Traveling to Mexico

Foreign nationals who intend to attend a congress may enter Mexico with the migration status and category of Non-resident Tourist; it is NOT necessary to obtain the FM3 form, unless they intend to engage in any paid activity.

Mexican law does not require you to carry an ID document with you - but it is recommended to do so. It is always best for visitors to make two copies of their passport identification page. This will facilitate replacement if a passport is lost or stolen. Leave one copy at home with friends or relatives. Carry the other with you in a separate place from your passport. Leave your passport in your hotel safe deposit.

Upon request, a letter of invitation will be sent to all submitters of scientific material, invited speakers, and invited participants from countries in which a visa is needed. For other participants, we kindly request you to send us official documentation of your professional affiliation with mathematics education. After receiving your documentation, an official invitation letter will be sent to you as well.
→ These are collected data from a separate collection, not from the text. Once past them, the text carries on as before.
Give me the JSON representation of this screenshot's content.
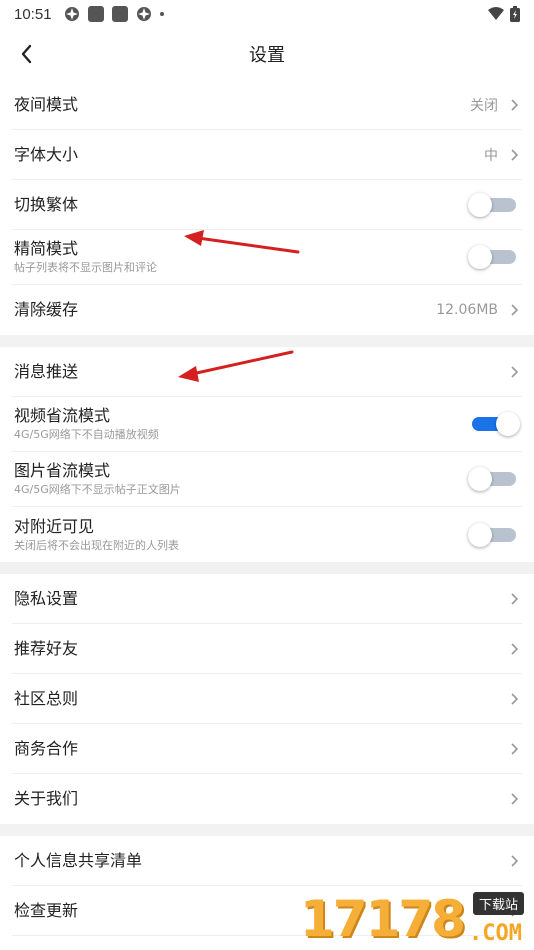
{
  "status_bar": {
    "time": "10:51"
  },
  "header": {
    "title": "设置"
  },
  "sections": [
    [
      {
        "label": "夜间模式",
        "value": "关闭",
        "type": "link"
      },
      {
        "label": "字体大小",
        "value": "中",
        "type": "link"
      },
      {
        "label": "切换繁体",
        "type": "toggle",
        "on": false
      },
      {
        "label": "精简模式",
        "sub": "帖子列表将不显示图片和评论",
        "type": "toggle",
        "on": false
      },
      {
        "label": "清除缓存",
        "value": "12.06MB",
        "type": "link"
      }
    ],
    [
      {
        "label": "消息推送",
        "type": "link"
      },
      {
        "label": "视频省流模式",
        "sub": "4G/5G网络下不自动播放视频",
        "type": "toggle",
        "on": true
      },
      {
        "label": "图片省流模式",
        "sub": "4G/5G网络下不显示帖子正文图片",
        "type": "toggle",
        "on": false
      },
      {
        "label": "对附近可见",
        "sub": "关闭后将不会出现在附近的人列表",
        "type": "toggle",
        "on": false
      }
    ],
    [
      {
        "label": "隐私设置",
        "type": "link"
      },
      {
        "label": "推荐好友",
        "type": "link"
      },
      {
        "label": "社区总则",
        "type": "link"
      },
      {
        "label": "商务合作",
        "type": "link"
      },
      {
        "label": "关于我们",
        "type": "link"
      }
    ],
    [
      {
        "label": "个人信息共享清单",
        "type": "link"
      },
      {
        "label": "检查更新",
        "type": "link"
      }
    ]
  ],
  "colors": {
    "accent": "#1a73e8",
    "annotation_arrow": "#d42020",
    "watermark": "#f5a623"
  },
  "watermark": {
    "digits": "17178",
    "badge": "下载站",
    "suffix": ".COM"
  }
}
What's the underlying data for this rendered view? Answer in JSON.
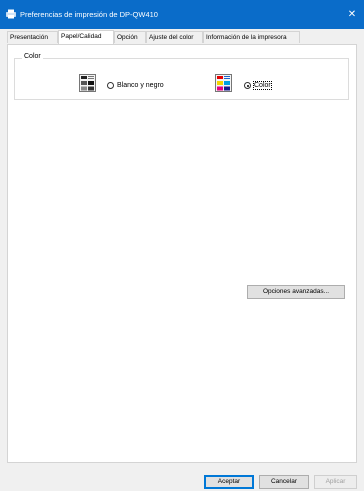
{
  "window": {
    "title": "Preferencias de impresión de DP-QW410",
    "close_label": "✕",
    "title_icon": "printer-icon"
  },
  "tabs": [
    {
      "label": "Presentación"
    },
    {
      "label": "Papel/Calidad"
    },
    {
      "label": "Opción"
    },
    {
      "label": "Ajuste del color"
    },
    {
      "label": "Información de la impresora"
    }
  ],
  "active_tab": "Papel/Calidad",
  "color_group": {
    "label": "Color",
    "options": [
      {
        "label": "Blanco y negro",
        "selected": false,
        "icon": "bw-document-icon"
      },
      {
        "label": "Color",
        "selected": true,
        "icon": "color-document-icon"
      }
    ]
  },
  "advanced_button": "Opciones avanzadas...",
  "footer": {
    "ok": "Aceptar",
    "cancel": "Cancelar",
    "apply": "Aplicar"
  },
  "colors": {
    "titlebar": "#0a6cc9",
    "accent": "#0078d7"
  }
}
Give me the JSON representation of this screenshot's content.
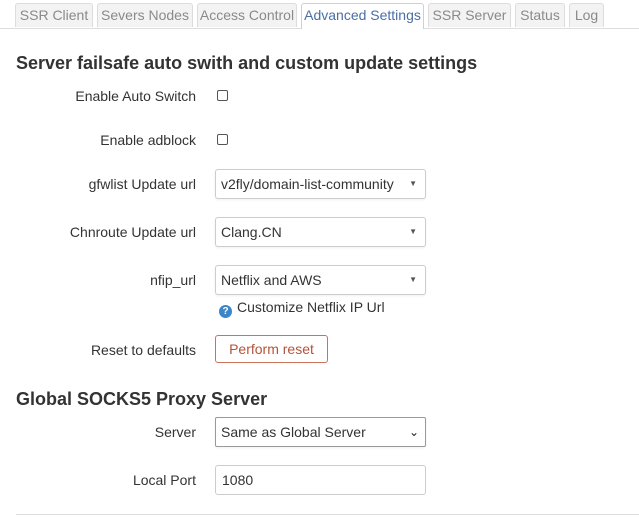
{
  "tabs": [
    {
      "label": "SSR Client"
    },
    {
      "label": "Severs Nodes"
    },
    {
      "label": "Access Control"
    },
    {
      "label": "Advanced Settings",
      "active": true
    },
    {
      "label": "SSR Server"
    },
    {
      "label": "Status"
    },
    {
      "label": "Log"
    }
  ],
  "failsafe": {
    "title": "Server failsafe auto swith and custom update settings",
    "auto_switch_label": "Enable Auto Switch",
    "adblock_label": "Enable adblock",
    "gfwlist_label": "gfwlist Update url",
    "gfwlist_value": "v2fly/domain-list-community",
    "chnroute_label": "Chnroute Update url",
    "chnroute_value": "Clang.CN",
    "nfip_label": "nfip_url",
    "nfip_value": "Netflix and AWS",
    "nfip_help": "Customize Netflix IP Url",
    "reset_label": "Reset to defaults",
    "reset_button": "Perform reset"
  },
  "socks": {
    "title": "Global SOCKS5 Proxy Server",
    "server_label": "Server",
    "server_value": "Same as Global Server",
    "port_label": "Local Port",
    "port_value": "1080"
  },
  "icons": {
    "help": "help-icon",
    "dropdown": "chevron-down-icon"
  },
  "colors": {
    "active_tab": "#4a6fa5",
    "reset_button": "#b5533a",
    "help_icon": "#3a86c8"
  }
}
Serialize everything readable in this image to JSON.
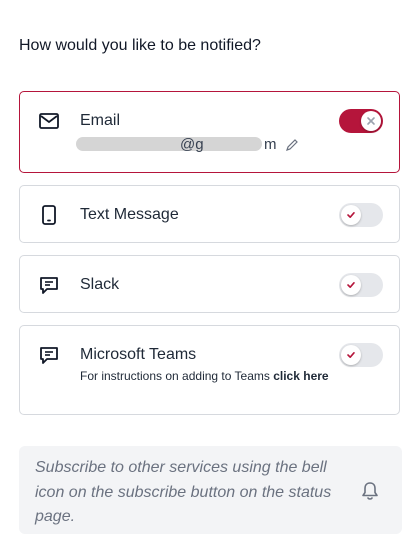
{
  "prompt": "How would you like to be notified?",
  "options": [
    {
      "label": "Email",
      "icon": "mail-icon",
      "enabled": true
    },
    {
      "label": "Text Message",
      "icon": "phone-icon",
      "enabled": false
    },
    {
      "label": "Slack",
      "icon": "chat-icon",
      "enabled": false
    },
    {
      "label": "Microsoft Teams",
      "icon": "chat-icon",
      "enabled": false
    }
  ],
  "email": {
    "visible_fragment": "@g",
    "visible_tail": "m",
    "edit_icon": "pencil-icon"
  },
  "teams": {
    "note": "For instructions on adding to Teams ",
    "link": "click here"
  },
  "info": {
    "text": "Subscribe to other services using the bell icon on the subscribe button on the status page.",
    "icon": "bell-icon"
  },
  "colors": {
    "accent": "#b5153b",
    "toggle_off": "#e5e7eb",
    "info_bg": "#f3f4f6"
  }
}
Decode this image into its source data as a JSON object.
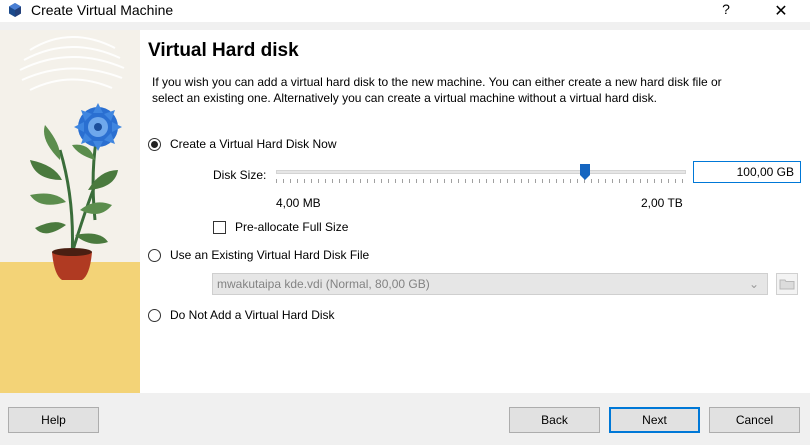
{
  "window": {
    "title": "Create Virtual Machine",
    "help_label": "?",
    "close_label": "✕"
  },
  "page": {
    "heading": "Virtual Hard disk",
    "description": "If you wish you can add a virtual hard disk to the new machine. You can either create a new hard disk file or select an existing one. Alternatively you can create a virtual machine without a virtual hard disk."
  },
  "options": {
    "create_now": "Create a Virtual Hard Disk Now",
    "use_existing": "Use an Existing Virtual Hard Disk File",
    "no_disk": "Do Not Add a Virtual Hard Disk",
    "selected": "create_now"
  },
  "disk_size": {
    "label": "Disk Size:",
    "value": "100,00 GB",
    "min_label": "4,00 MB",
    "max_label": "2,00 TB",
    "preallocate_label": "Pre-allocate Full Size",
    "preallocate_checked": false
  },
  "existing_file": {
    "selected": "mwakutaipa kde.vdi (Normal, 80,00 GB)",
    "enabled": false
  },
  "buttons": {
    "help": "Help",
    "back": "Back",
    "next": "Next",
    "cancel": "Cancel"
  },
  "colors": {
    "accent": "#0078d7",
    "thumb": "#1565c0",
    "sand": "#f3d377"
  },
  "icons": {
    "app": "virtualbox-icon",
    "folder": "folder-icon",
    "chevron": "chevron-down-icon"
  }
}
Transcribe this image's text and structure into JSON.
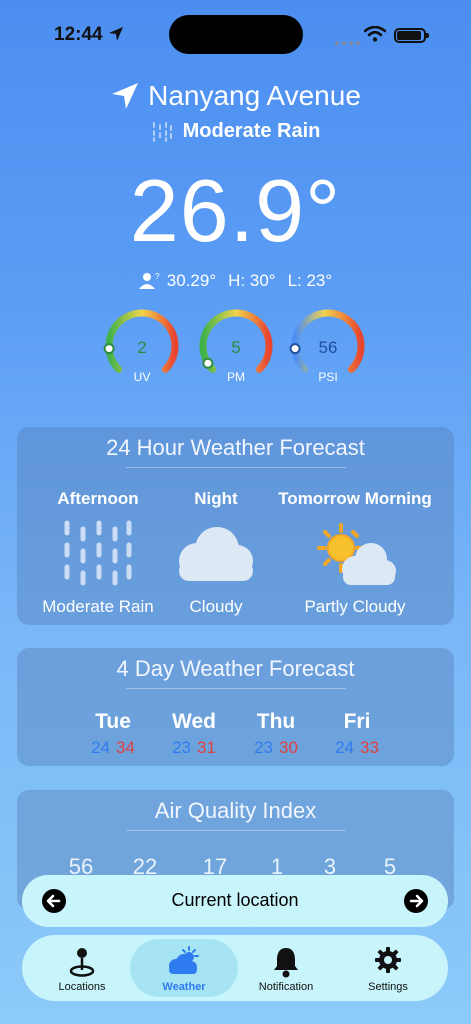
{
  "status_bar": {
    "time": "12:44"
  },
  "header": {
    "location": "Nanyang Avenue",
    "condition": "Moderate Rain",
    "temperature": "26.9°",
    "feels_like": "30.29°",
    "high": "H: 30°",
    "low": "L: 23°"
  },
  "gauges": [
    {
      "label": "UV",
      "value": "2",
      "level": 0.15,
      "color": "#2e8b3e"
    },
    {
      "label": "PM",
      "value": "5",
      "level": 0.05,
      "color": "#2e8b3e"
    },
    {
      "label": "PSI",
      "value": "56",
      "level": 0.15,
      "color": "#1f4fa0"
    }
  ],
  "forecast_24h": {
    "title": "24 Hour Weather Forecast",
    "periods": [
      {
        "name": "Afternoon",
        "condition": "Moderate Rain",
        "icon": "rain-icon"
      },
      {
        "name": "Night",
        "condition": "Cloudy",
        "icon": "cloud-icon"
      },
      {
        "name": "Tomorrow Morning",
        "condition": "Partly Cloudy",
        "icon": "partly-cloudy-icon"
      }
    ]
  },
  "forecast_4day": {
    "title": "4 Day Weather Forecast",
    "days": [
      {
        "name": "Tue",
        "low": "24",
        "high": "34"
      },
      {
        "name": "Wed",
        "low": "23",
        "high": "31"
      },
      {
        "name": "Thu",
        "low": "23",
        "high": "30"
      },
      {
        "name": "Fri",
        "low": "24",
        "high": "33"
      }
    ]
  },
  "aqi": {
    "title": "Air Quality Index",
    "values": [
      "56",
      "22",
      "17",
      "1",
      "3",
      "5"
    ]
  },
  "location_bar": {
    "label": "Current location"
  },
  "tabbar": {
    "tabs": [
      {
        "label": "Locations",
        "icon": "map-pin-icon"
      },
      {
        "label": "Weather",
        "icon": "weather-icon"
      },
      {
        "label": "Notification",
        "icon": "bell-icon"
      },
      {
        "label": "Settings",
        "icon": "gear-icon"
      }
    ],
    "active": "Weather"
  },
  "colors": {
    "low_temp": "#2f7cf0",
    "high_temp": "#e0413f",
    "accent": "#2f7cf0"
  }
}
Mexico Passport & Visa Requirements
Entry requirements for Americans: United States citizens must have a valid passport when traveling to Mexico. A visa is not required for stays of up to 180 days, if holding a Tourist Card/FMT form issued free of charge by airlines. Business travellers do not require a visa for up to 30 days if holding a FMN form. From 23 January 2007 all US citizens travelling to and from Mexico by air will require a passport (date extended to 30 September 2007 providing hold proof of passport application and an official photo ID); by 1 January 2008 the requirement will be extended to include all land and sea border crossings as well.

U.S. and Canadian citizens traveling as tourists beyond the border zone or entering Mexico by air must pay a fee to obtain a tourist card, also known as an FM-T, available from Mexican consulates, Mexican border crossing points, Mexican tourism offices, airports within the border zone and most fairlines serving Mexico. The fee for the tourist card is generally included in the price of a plane ticket for travelers arriving by air.

Countries exempt from visa requirement

As of May 2007, the Foreign Relations Office provides the following list of countries whose citizens are exempt of requesting a visa to enter Mexico. If your country of origin is not included in this list, please call your local Mexican Consulate for information on visa requirements. We strongly advise all participants to check with their airline to make sure there have been no changes to this list. (list source)

    If you are a citizen of Andorra, Argentina, Australia, Austria, Belgium, Canada, Chile, Costa Rica, the Czech Republic, Denmark, Finland, France, Germany, Great Britain, Greece, Hungary, Ireland, Island, Israel, Italy, Japan, Liechtenstein, Luxembourg, Monaco, Netherlands, New Zealand, Norway, Poland, Portugal, Puerto Rico, San Marino, Singapore, Slovenia, Spain, South Korea, Sweden, Switzerland, United States of America, Uruguay or Venezuela, you don’t need a visa to enter Mexico, although you must present a valid passport and fill out an immigration form for tourists and business trips, which can be obtained in travel agencies, airlines or at the point where you enter Mexico

The information in this site is presented as a guide, but it might not be current. Though we strive to maintain it updated, there may be changes which escape our notice, so we assume no responsibility. For further, authoritative information, please check the list of embassies and consulates. Bear in mind that the visa granting process can take between one and three months; you are advised to start the process as early as possible.